Des mots fléchés qui trainent, une grand-mère toute seule dans son appartement qui semble parler à la photo de son mari décédé, et tadam ! Un jeune facteur tout sourire apparaît et se révèle être l’interlocuteur de la mamie finalement pas si zinzin. Vous souvenez-vous de cette publicité diffusée en 2017 lors du lancement de « Veiller sur mes parents », le service – payant – de La Poste proposant aux personnes âgées de recevoir la visite régulière de leur facteur et d’ensuite informer leurs enfants ? Non ? Alors, vous vous rappelez peut-être de la polémique qui a suivi. Un concert d’indignations : « Marchandiser le lien social, quelle horreur ! », « Avant, les facteurs faisaient ça gratuitement », « Quel symbole de cette époque où on laisse les vieux seuls ! », lisait-on ici ou là. Mais la direction de La Poste n’en avait cure. Elle présentait cette offre comme le symbole de sa nouvelle stratégie visant à proposer des services aux personnes âgées, pour faire face au déclin de la distribution de courrier (dont l’activité a diminué d’un tiers en dix ans).

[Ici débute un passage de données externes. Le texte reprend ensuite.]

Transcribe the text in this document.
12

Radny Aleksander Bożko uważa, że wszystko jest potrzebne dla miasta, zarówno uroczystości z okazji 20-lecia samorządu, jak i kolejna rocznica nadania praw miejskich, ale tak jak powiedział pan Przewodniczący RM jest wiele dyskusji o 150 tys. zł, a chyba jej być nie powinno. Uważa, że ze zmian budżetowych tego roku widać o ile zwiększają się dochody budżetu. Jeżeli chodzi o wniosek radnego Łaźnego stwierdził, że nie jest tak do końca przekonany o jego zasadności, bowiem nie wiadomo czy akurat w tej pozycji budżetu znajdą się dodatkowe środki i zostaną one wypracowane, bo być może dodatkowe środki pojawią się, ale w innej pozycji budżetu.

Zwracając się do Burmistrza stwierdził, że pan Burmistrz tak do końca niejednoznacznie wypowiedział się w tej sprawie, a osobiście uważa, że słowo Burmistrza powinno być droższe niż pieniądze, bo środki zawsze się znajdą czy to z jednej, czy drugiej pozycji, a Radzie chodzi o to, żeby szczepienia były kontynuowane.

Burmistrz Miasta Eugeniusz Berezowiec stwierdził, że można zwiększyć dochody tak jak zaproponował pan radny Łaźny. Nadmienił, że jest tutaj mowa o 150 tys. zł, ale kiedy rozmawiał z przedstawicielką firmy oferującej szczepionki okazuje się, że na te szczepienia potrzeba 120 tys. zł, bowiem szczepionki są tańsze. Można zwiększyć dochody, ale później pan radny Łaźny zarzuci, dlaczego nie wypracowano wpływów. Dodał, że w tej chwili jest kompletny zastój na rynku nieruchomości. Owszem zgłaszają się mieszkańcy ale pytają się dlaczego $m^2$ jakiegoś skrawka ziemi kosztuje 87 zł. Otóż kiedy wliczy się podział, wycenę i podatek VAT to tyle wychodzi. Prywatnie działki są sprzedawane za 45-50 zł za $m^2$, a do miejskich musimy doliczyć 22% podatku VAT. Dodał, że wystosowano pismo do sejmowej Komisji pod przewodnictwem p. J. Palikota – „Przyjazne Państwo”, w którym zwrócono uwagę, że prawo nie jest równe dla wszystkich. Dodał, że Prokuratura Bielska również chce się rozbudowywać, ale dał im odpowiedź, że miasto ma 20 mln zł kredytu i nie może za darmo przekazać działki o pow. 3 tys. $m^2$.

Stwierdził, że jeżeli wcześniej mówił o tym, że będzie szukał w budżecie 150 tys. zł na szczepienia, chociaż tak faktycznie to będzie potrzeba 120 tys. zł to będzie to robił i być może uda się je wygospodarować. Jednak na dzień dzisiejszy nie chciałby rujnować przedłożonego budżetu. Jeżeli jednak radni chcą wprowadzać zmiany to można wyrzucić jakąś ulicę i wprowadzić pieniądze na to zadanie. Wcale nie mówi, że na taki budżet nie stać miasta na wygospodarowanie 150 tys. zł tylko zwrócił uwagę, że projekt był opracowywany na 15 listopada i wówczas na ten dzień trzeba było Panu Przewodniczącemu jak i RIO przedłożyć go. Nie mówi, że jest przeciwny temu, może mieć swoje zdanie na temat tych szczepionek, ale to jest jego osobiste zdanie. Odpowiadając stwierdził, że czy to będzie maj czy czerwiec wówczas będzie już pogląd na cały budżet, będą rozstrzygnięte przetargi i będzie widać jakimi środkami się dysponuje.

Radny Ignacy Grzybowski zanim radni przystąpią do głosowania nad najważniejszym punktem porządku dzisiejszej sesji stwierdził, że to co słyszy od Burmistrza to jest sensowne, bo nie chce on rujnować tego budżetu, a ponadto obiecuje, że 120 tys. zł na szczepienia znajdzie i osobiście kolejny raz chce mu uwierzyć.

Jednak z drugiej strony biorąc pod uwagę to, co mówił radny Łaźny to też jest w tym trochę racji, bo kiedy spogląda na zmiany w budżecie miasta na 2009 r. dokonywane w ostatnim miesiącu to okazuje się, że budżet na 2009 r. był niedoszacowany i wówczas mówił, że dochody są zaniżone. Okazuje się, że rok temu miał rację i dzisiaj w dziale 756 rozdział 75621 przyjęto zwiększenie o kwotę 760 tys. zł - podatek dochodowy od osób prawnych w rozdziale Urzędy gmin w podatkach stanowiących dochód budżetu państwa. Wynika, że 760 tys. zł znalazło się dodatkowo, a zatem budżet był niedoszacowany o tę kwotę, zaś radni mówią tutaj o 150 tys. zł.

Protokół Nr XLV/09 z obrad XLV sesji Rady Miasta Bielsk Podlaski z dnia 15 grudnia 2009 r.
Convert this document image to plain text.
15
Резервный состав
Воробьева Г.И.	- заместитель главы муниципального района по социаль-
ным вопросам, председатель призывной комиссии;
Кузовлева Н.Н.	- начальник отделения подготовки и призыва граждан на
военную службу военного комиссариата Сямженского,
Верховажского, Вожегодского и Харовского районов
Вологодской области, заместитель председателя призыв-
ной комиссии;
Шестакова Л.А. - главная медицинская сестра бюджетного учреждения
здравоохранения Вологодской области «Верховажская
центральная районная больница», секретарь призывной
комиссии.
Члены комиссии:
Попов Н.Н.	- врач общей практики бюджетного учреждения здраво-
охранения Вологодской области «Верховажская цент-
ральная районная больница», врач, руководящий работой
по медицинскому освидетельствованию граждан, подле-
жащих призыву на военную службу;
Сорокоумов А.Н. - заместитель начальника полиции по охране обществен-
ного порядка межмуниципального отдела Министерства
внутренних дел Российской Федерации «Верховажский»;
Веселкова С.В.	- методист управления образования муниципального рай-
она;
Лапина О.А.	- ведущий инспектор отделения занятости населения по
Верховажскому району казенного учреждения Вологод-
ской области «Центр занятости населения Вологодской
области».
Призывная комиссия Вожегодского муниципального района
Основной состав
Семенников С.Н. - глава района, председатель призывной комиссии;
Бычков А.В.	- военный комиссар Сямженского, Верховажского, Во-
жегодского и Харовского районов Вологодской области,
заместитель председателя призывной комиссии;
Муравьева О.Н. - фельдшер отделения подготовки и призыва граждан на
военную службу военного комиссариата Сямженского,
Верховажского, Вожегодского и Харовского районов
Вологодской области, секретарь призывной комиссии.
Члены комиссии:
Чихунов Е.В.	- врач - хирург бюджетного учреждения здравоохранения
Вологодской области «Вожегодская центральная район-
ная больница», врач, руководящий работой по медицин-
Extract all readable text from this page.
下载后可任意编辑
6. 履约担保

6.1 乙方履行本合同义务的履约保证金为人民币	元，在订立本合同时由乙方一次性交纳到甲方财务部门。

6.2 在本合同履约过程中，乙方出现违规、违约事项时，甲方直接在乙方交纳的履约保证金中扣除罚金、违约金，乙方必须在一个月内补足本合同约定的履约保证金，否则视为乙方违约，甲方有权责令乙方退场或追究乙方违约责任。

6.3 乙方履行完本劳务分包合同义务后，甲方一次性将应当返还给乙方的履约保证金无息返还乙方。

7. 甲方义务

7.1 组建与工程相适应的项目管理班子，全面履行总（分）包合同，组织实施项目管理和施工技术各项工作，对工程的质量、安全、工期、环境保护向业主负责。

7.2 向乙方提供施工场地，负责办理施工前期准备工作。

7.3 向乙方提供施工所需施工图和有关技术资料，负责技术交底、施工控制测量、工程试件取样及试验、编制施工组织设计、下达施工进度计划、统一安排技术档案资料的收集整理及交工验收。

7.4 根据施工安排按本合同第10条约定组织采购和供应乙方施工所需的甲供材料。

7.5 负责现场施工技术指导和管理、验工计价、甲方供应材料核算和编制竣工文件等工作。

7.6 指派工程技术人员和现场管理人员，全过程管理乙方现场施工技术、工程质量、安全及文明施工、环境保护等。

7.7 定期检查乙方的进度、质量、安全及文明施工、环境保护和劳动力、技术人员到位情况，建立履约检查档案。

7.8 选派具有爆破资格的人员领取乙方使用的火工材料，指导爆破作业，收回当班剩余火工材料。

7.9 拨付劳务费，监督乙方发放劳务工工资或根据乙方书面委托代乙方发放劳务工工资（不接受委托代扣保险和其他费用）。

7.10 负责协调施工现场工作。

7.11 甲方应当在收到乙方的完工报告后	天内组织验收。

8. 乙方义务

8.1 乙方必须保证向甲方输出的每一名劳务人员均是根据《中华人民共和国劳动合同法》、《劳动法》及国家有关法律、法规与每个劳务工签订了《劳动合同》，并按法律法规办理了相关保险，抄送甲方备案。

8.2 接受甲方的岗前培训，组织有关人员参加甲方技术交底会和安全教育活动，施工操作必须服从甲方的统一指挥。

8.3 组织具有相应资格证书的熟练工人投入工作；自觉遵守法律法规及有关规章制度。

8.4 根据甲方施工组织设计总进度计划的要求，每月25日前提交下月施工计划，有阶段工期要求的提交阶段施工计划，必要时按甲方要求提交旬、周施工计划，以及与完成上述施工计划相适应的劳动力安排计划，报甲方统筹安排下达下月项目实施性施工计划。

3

Dix-huit mois après le lancement de ce service controversé, quel bilan peut-on en tirer ? Eh bien, ce n’est pas fameux. Pour reprendre une vieille expression digne d’un président de TF1, on peut même parler de « catastrophe industrielle ». À la date du 31 mai 2018 (soit un an après le lancement du service), seulement 3 251 contrats « Veiller sur mes parents » étaient actifs, selon un document interne à l’entreprise que Les Jours se sont procuré. Ce qui a représenté – toujours selon le même document – un chiffre d’affaires semestriel de seulement 350 000 euros, un montant digne d’une PME et pas d’une entreprise de 250 000 employés. Les résultats apparaissent encore plus ridicules quand on les détaille région par région. La Nouvelle-Aquitaine est ainsi en tête des souscriptions, avec 525 contrats signés au 31 mai 2018, devant Auvergne-Rhône-Alpes (306 contrats) et Bretagne (295). Et si on prend Paris, on arrive à 43 abonnements souscrits sur douze mois. Un nombre là franchement epsilonesque.

Interrogée, la direction de La Poste n’a pas la même vision. « C’est un service qui prend du temps à s’installer, mais nous en sommes très satisfaits, m’a expliqué Éric Baudrillard, président du service « Veiller sur mes parents ».